A question can easily arise in one’s mind if such inter-religious prayers for peace where leaders of different religions gather to pray for peace are of any use, since we witness only escalation of armed conflicts and more violence in the world everyday? Does God care for such prayers and for people involved in such efforts? If he did care, could he not, being all powerful and mighty, put an instant end to violence which, kills hundreds of children, makes thousands homeless, amputates others for the rest of their lives and causes untold sufferings? Such questions are not new and are often thrown by non-believers at those who stubbornly go ahead with peace and friendship initiatives.
On the other hand, believers like me who joined the “Community of St. Egidio” — the organisers of this Prayer for Peace at Assisi along with millions others who joined us on September 20 from the world over, are people who firmly believe that the evil of violence can be overcome. We propagate that basic goodness with which all human beings are endowed can ultimately win peace. Such conviction comes from Jesus’ teachings and which deeply inspired Mahatma Gandhi, “Blessed are the peacemakers, for they will be called the children of God.”
No wonder then that St.
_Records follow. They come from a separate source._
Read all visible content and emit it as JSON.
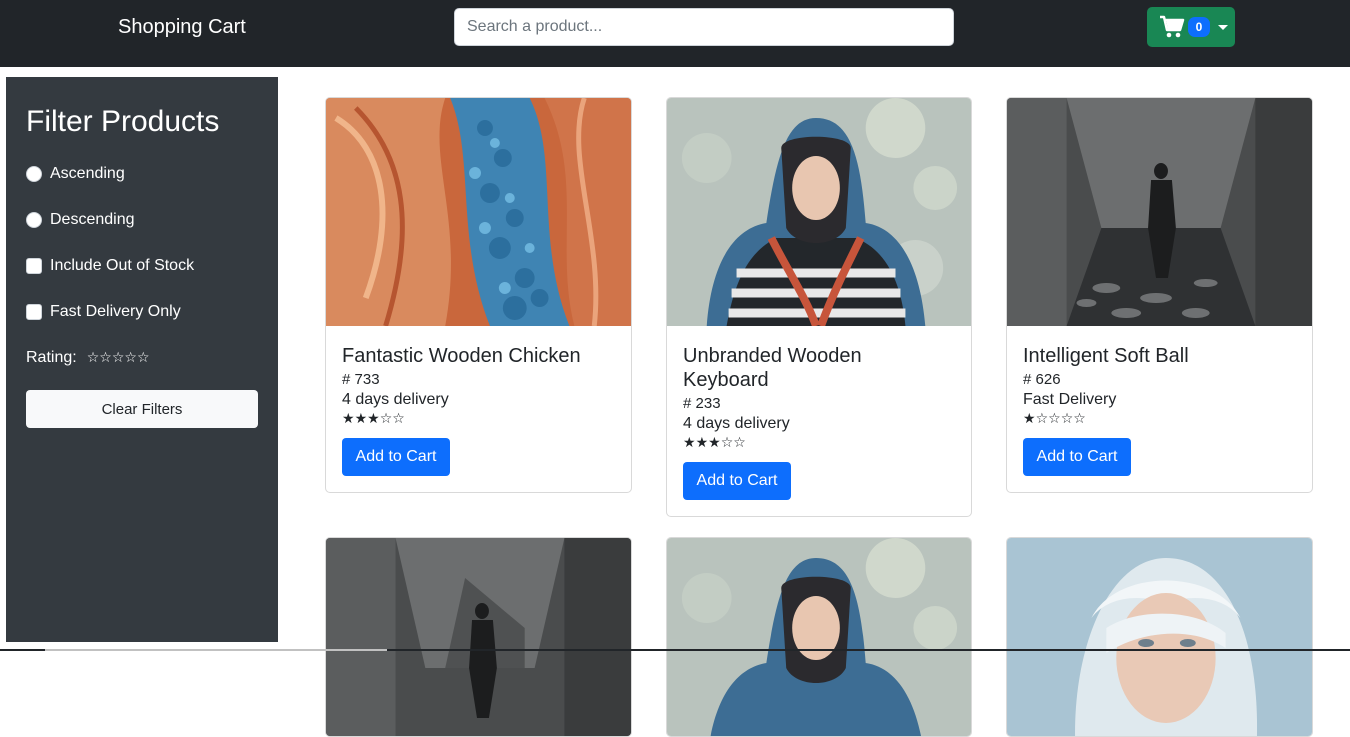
{
  "navbar": {
    "brand": "Shopping Cart",
    "search_placeholder": "Search a product...",
    "cart_count": "0",
    "cart_icon": "shopping-cart-icon"
  },
  "sidebar": {
    "title": "Filter Products",
    "ascending": "Ascending",
    "descending": "Descending",
    "out_of_stock": "Include Out of Stock",
    "fast_delivery": "Fast Delivery Only",
    "rating_label": "Rating:",
    "rating_value": 0,
    "clear_label": "Clear Filters"
  },
  "products": [
    {
      "title": "Fantastic Wooden Chicken",
      "id": "# 733",
      "delivery": "4 days delivery",
      "rating": 3,
      "button": "Add to Cart",
      "image": "orange-canyon-blue-stones"
    },
    {
      "title": "Unbranded Wooden Keyboard",
      "id": "# 233",
      "delivery": "4 days delivery",
      "rating": 3,
      "button": "Add to Cart",
      "image": "woman-in-scarf"
    },
    {
      "title": "Intelligent Soft Ball",
      "id": "# 626",
      "delivery": "Fast Delivery",
      "rating": 1,
      "button": "Add to Cart",
      "image": "man-in-concrete-hall"
    },
    {
      "image": "man-in-concrete-hall"
    },
    {
      "image": "woman-in-scarf"
    },
    {
      "image": "white-haired-woman"
    }
  ],
  "colors": {
    "navbar": "#212529",
    "sidebar": "#343a40",
    "cart_button": "#198754",
    "primary": "#0d6efd"
  }
}
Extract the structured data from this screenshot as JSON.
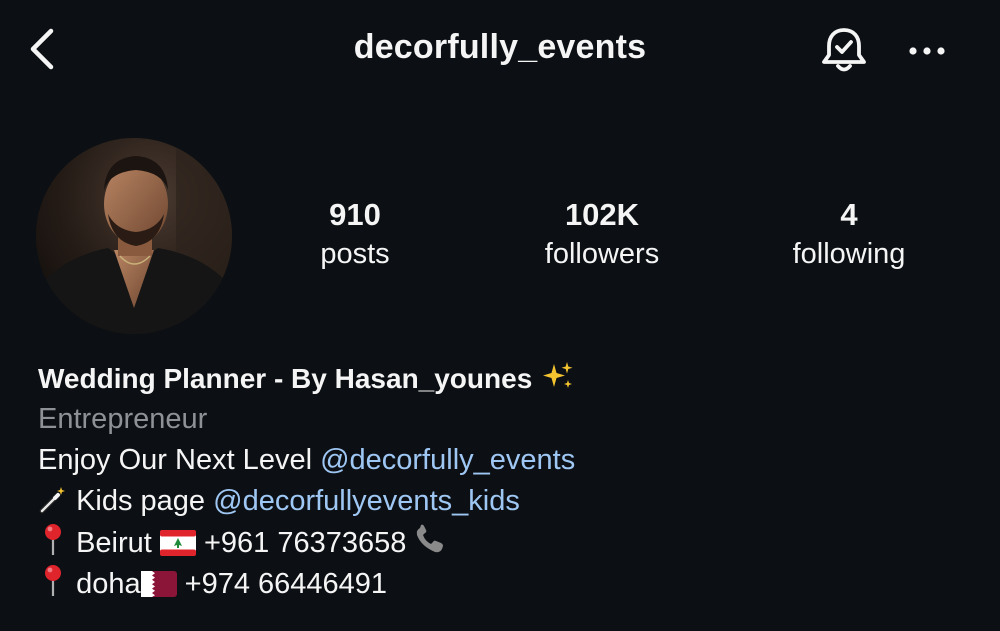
{
  "header": {
    "username": "decorfully_events"
  },
  "stats": {
    "posts": {
      "count": "910",
      "label": "posts"
    },
    "followers": {
      "count": "102K",
      "label": "followers"
    },
    "following": {
      "count": "4",
      "label": "following"
    }
  },
  "bio": {
    "name": "Wedding Planner - By Hasan_younes",
    "category": "Entrepreneur",
    "line1_text": "Enjoy Our Next Level",
    "line1_mention": "@decorfully_events",
    "line2_text": "Kids page",
    "line2_mention": "@decorfullyevents_kids",
    "line3_city": "Beirut",
    "line3_phone": "+961 76373658",
    "line4_city": "doha",
    "line4_phone": "+974 66446491"
  },
  "icons": {
    "back": "chevron-left-icon",
    "notifications": "bell-check-icon",
    "more": "ellipsis-icon",
    "sparkles": "sparkles-icon",
    "magic_wand": "magic-wand-icon",
    "pin": "round-pushpin-icon",
    "flag_lebanon": "flag-lebanon-icon",
    "flag_qatar": "flag-qatar-icon",
    "phone": "telephone-receiver-icon"
  },
  "colors": {
    "background": "#0c1014",
    "text": "#f5f5f5",
    "secondary_text": "#8e9196",
    "mention": "#9fc7f4"
  }
}
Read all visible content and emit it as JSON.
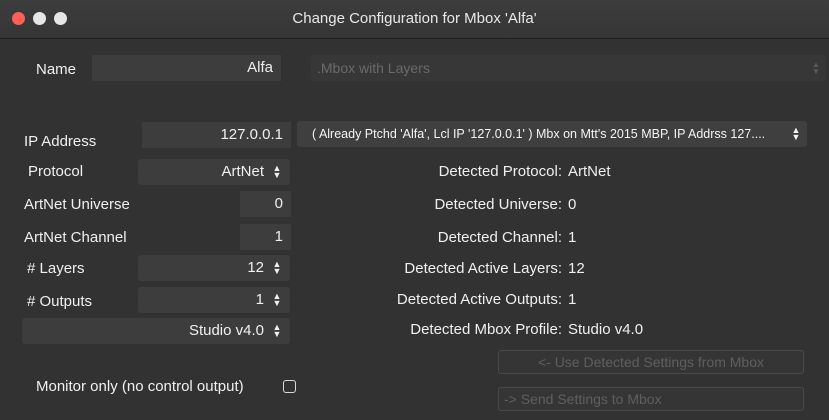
{
  "window": {
    "title": "Change Configuration for Mbox 'Alfa'"
  },
  "name": {
    "label": "Name",
    "value": "Alfa"
  },
  "mbox_type_popup": {
    "value": ".Mbox with Layers"
  },
  "ip_address": {
    "label": "IP Address",
    "value": "127.0.0.1"
  },
  "detected_mbox_popup": {
    "value": "( Already Ptchd 'Alfa', Lcl IP '127.0.0.1' ) Mbx on Mtt's 2015 MBP, IP Addrss 127...."
  },
  "protocol": {
    "label": "Protocol",
    "value": "ArtNet"
  },
  "artnet_universe": {
    "label": "ArtNet Universe",
    "value": "0"
  },
  "artnet_channel": {
    "label": "ArtNet Channel",
    "value": "1"
  },
  "layers": {
    "label": "# Layers",
    "value": "12"
  },
  "outputs": {
    "label": "# Outputs",
    "value": "1"
  },
  "profile": {
    "value": "Studio v4.0"
  },
  "detected": {
    "protocol": {
      "label": "Detected Protocol:",
      "value": "ArtNet"
    },
    "universe": {
      "label": "Detected Universe:",
      "value": "0"
    },
    "channel": {
      "label": "Detected Channel:",
      "value": "1"
    },
    "layers": {
      "label": "Detected Active Layers:",
      "value": "12"
    },
    "outputs": {
      "label": "Detected Active Outputs:",
      "value": "1"
    },
    "profile": {
      "label": "Detected Mbox Profile:",
      "value": "Studio v4.0"
    }
  },
  "buttons": {
    "use_detected": "<- Use Detected Settings from Mbox",
    "send_settings": "-> Send Settings to Mbox"
  },
  "monitor_only": {
    "label": "Monitor only (no control output)",
    "checked": false
  },
  "colors": {
    "background": "#323232",
    "close_button": "#fc5f57",
    "field_bg": "#3d3d3d",
    "disabled_text": "#5f5f5f"
  }
}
Francis, from the ancient town of Assisi, where he lived in total peace with all, including nature and all its creatures, wrote that beautiful hymn, Make me a channel of your peace; where there is hatred let me bring your love, where there is injury, pardon Lord… Though written in 13th century, even today, no one can come away from Assisi without experiencing serenity and peace that fills its air.
To the sceptics who question the usefulness of such “Prayers for Peace” and those of us impatient with God to answer our humble prayers, the words of St. Francis, “All the darkness in the world cannot extinguish the light of a single candle,” can help overcome our doubts. I am convinced that the majority in the world do, “thirst for peace”, though they may not always know how to work towards it, specially those misguided individuals who think that peace can be achieved through “holy war”. May the words of Pope Francis in Assisi reach them, “We never tire of repeating that the name of God cannot be used to justify violence.”
And finally, we would all do well if we emulated St. Francis’ advice, “We should seek not so much to pray but to become ourselves prayer.”